Abstract

Purpose: To investigate in silico how calculation of apparent diffusion coefficient (ADC) is affected by image SNR, b-values, and the true tissue ADC. Methods: Diffusion-weighted (DW) images were generated assuming a mono-exponential signal model with two different b-values and known true ADC values. Rician noise of different levels was added to the DWI images to adjust the image SNR. Using the two DWI images, ADC was calculated using a mono-exponential model for each set of b-values, SNR, and true ADC. 40,000 simulations were performed for each parameter setting to determine the mean and the standard-deviation of the calculated ADC, as well as the percentage accuracy and precision with respect to the true ADC. In our study, we simulated two true ADCs (ADC 0.00102 for prostate tumor and 0.00180 mm2/s for normal prostate tissue).
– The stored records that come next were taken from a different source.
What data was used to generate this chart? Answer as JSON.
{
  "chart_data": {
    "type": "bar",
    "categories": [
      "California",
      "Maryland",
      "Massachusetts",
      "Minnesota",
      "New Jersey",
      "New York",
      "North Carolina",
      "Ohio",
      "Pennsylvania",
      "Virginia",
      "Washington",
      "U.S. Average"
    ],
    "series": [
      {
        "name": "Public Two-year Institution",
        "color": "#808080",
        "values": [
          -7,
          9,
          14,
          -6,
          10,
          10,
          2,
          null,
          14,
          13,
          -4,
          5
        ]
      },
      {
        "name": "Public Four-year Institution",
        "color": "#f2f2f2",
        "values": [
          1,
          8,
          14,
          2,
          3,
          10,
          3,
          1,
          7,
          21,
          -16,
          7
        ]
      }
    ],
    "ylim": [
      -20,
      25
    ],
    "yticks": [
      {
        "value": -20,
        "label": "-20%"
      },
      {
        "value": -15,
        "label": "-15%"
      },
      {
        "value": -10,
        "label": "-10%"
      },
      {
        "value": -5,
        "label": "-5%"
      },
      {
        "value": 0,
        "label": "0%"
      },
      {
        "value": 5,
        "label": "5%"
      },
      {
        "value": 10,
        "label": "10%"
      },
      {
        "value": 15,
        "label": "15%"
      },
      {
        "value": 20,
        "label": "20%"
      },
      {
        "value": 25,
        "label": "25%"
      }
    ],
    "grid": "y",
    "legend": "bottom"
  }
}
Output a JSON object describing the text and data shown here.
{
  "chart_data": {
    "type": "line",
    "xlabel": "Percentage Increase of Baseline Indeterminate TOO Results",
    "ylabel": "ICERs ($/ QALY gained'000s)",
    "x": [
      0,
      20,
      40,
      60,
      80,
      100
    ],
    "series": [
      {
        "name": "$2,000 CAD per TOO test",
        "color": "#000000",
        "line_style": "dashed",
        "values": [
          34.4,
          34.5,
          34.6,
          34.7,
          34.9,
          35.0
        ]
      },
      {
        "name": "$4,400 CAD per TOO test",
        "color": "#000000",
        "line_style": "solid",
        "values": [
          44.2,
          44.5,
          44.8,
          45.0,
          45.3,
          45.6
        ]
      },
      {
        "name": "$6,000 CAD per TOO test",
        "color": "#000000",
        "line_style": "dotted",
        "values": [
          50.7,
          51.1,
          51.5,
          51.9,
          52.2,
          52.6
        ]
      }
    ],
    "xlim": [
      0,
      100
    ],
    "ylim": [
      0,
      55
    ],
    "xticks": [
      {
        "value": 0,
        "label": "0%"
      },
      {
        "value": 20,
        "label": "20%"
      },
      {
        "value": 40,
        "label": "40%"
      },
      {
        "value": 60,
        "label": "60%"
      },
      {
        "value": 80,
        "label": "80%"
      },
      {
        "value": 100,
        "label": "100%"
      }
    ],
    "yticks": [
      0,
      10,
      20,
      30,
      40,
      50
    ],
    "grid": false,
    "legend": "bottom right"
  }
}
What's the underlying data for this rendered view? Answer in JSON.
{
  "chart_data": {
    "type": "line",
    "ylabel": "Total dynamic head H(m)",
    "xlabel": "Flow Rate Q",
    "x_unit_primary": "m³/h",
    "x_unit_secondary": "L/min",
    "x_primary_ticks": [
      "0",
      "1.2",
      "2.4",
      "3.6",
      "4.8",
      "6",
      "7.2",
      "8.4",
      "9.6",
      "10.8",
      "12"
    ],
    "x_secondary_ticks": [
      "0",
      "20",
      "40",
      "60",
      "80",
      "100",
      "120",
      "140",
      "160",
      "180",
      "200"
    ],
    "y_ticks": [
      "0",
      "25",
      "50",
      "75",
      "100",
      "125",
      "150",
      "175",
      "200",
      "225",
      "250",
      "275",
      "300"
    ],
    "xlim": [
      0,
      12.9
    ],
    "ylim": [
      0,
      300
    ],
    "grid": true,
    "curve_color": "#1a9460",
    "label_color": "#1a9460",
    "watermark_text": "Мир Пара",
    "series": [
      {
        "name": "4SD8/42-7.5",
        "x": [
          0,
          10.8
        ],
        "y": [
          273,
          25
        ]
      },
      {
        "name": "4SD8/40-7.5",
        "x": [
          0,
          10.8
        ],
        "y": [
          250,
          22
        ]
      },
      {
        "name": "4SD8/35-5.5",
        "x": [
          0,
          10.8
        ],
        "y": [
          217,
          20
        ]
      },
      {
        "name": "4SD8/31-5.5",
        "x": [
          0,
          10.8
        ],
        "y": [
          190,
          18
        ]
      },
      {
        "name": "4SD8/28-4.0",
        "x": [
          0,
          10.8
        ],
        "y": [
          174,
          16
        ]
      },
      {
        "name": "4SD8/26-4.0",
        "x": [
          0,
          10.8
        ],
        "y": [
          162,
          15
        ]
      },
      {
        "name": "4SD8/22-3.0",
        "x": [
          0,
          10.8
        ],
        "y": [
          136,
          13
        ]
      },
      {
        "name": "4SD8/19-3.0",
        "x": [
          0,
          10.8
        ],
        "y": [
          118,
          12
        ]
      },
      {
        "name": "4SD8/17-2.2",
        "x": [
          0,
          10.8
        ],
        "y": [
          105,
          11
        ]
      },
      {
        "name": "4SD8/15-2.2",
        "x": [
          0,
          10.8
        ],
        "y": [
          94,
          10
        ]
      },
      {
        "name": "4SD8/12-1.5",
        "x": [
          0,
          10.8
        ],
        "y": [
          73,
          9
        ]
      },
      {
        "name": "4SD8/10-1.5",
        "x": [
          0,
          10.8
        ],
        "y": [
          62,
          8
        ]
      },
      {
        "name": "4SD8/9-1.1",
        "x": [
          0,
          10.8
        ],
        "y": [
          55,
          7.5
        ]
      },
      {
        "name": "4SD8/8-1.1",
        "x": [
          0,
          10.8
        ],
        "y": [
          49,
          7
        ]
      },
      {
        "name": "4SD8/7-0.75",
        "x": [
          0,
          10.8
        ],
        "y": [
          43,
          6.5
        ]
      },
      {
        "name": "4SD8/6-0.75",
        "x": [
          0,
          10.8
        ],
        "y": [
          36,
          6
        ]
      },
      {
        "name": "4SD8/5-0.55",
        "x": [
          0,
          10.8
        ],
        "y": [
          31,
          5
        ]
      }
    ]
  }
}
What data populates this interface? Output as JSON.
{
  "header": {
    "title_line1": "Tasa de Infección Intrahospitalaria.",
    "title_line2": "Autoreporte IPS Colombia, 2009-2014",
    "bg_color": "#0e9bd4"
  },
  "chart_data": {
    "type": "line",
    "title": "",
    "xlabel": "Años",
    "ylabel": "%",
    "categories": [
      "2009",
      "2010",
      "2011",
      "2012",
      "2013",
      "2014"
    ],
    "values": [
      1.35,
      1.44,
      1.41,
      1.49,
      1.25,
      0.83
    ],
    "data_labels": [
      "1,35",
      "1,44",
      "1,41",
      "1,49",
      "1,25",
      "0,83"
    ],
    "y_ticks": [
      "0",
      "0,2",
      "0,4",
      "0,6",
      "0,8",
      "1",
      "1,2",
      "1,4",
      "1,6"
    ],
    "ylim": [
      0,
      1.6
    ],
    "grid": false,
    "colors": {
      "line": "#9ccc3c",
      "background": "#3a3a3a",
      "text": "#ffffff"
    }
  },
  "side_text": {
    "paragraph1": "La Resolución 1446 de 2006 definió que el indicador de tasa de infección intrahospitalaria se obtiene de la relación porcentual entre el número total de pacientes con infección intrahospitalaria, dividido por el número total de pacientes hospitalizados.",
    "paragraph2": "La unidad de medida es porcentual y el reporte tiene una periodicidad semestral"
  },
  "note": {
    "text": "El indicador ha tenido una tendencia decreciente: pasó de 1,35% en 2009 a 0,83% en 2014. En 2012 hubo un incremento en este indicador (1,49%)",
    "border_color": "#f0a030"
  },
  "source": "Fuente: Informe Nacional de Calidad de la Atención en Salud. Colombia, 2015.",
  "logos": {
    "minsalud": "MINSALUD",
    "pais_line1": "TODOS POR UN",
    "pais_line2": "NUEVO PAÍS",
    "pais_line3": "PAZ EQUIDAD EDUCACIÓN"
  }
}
SNR was varied from 2 to 100 and b-values were varied from 0 to 2000s/mm2. Results: The accuracy (difference between known and calculated ADC) and precision (standard-deviation of calculated ADC) were increased with SNR. To increase SNR, 10 signal-averagings (NEX) were used. The optimal NEX combination for tumor and normal tissue was 2, 8, and the optimal b-value pair were 0, 1200s/mm2 and 0, 700s/mm2. The minimum accuracy and precision errors were obtained when low b-value is 0. For any choice of low b-value until 400s/mm2, the errors were minimized when b-value difference is approximately 1200 and 700s/mm2 for tumor and normal tissues respectively. For true ADC 0.00144 mm2/s, it is around 700s/mm2. Conclusion: Using the optimal choices of parameters for the prostate peripheral region both normal and tumor tissues were calculated with 99% accuracy and 94% precision. Suggestions for parameters choices could be made for any tissue ADC.